The RNA II transcript of ColE1 plasmid acts as the primer of plasmid replication, while RNA I transcript, an RNA antisense to the 5’ end of RNA II, acts as a suppressor of replication. The RNA I and RNA II interaction involves the formation of a kissing complex that is stabilized by plasmid encoded RNA One Modulator (ROM) protein. High-resolution structures of both the ROM protein and the RNA kissing complex have been determined.

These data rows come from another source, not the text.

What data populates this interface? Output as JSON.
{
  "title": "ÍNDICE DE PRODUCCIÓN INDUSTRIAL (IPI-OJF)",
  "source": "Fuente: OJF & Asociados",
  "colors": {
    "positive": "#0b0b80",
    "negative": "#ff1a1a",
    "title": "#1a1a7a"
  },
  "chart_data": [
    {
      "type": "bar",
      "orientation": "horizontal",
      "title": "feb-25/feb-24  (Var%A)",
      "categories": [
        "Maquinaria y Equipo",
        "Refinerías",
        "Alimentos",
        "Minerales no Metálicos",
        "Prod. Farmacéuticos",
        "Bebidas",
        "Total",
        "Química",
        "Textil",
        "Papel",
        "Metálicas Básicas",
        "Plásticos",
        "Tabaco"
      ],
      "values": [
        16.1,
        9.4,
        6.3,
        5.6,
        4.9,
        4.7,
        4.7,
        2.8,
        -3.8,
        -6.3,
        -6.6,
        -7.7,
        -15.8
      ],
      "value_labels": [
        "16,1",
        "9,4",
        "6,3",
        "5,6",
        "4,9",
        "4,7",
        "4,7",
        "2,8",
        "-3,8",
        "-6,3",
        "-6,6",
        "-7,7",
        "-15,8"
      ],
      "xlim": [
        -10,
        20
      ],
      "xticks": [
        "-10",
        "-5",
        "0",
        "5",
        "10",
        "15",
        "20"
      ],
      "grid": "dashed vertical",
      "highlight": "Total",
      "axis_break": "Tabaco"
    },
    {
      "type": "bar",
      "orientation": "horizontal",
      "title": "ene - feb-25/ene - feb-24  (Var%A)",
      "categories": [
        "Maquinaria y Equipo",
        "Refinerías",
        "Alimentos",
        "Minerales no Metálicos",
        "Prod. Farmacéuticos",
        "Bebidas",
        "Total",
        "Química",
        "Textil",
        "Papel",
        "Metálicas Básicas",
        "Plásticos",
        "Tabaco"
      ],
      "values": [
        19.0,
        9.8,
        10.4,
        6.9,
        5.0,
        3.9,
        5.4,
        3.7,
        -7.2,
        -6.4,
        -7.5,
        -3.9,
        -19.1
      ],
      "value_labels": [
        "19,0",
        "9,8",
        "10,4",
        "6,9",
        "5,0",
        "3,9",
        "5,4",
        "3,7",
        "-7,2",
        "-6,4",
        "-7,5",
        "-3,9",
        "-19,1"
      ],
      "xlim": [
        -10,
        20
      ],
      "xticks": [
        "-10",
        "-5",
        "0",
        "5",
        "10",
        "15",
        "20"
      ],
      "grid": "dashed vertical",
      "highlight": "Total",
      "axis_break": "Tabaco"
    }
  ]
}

Alanine scanning mutagenesis experiments of ROM have shown that the surface residues Asn10, Phe14, Glu18, Lys25, and Lys3 of helix 1 interact with RNA loop residues. To date, there is no high resolution structure of the complex of ROM with the kissing complex and the details of this interaction remain unknown. Towards our effort to determine this RNA-protein complex, an RNA construct capable of forming a C2 symmetric kissing complex, to reduce NMR spectral complexity, has been designed by introducing a U-U mismatch into the kissing helix. 2D NMR spectra of the kissing dimer formed by this construct reveal a structural fold similar to the wild type. The challenge of elucidating a high resolution structure of this complex, however, lies in availability of few, if any, NOE contacts between ROM and RNA. To overcome this problem, the RNA UU kissing dimer construct has been 5′-end labeled with 3-(2-Iodoacetamido)-proxyl group so distance restraints could be measured using the paramagnetic relaxation enhancement (PRE) effect of the spin label on the protons in the protein. Using T1/T2 relaxation measurements, structural restraints for the complex are being pursued to enable a high resolution description of the how ROM specifically binds the RNA kissing complex.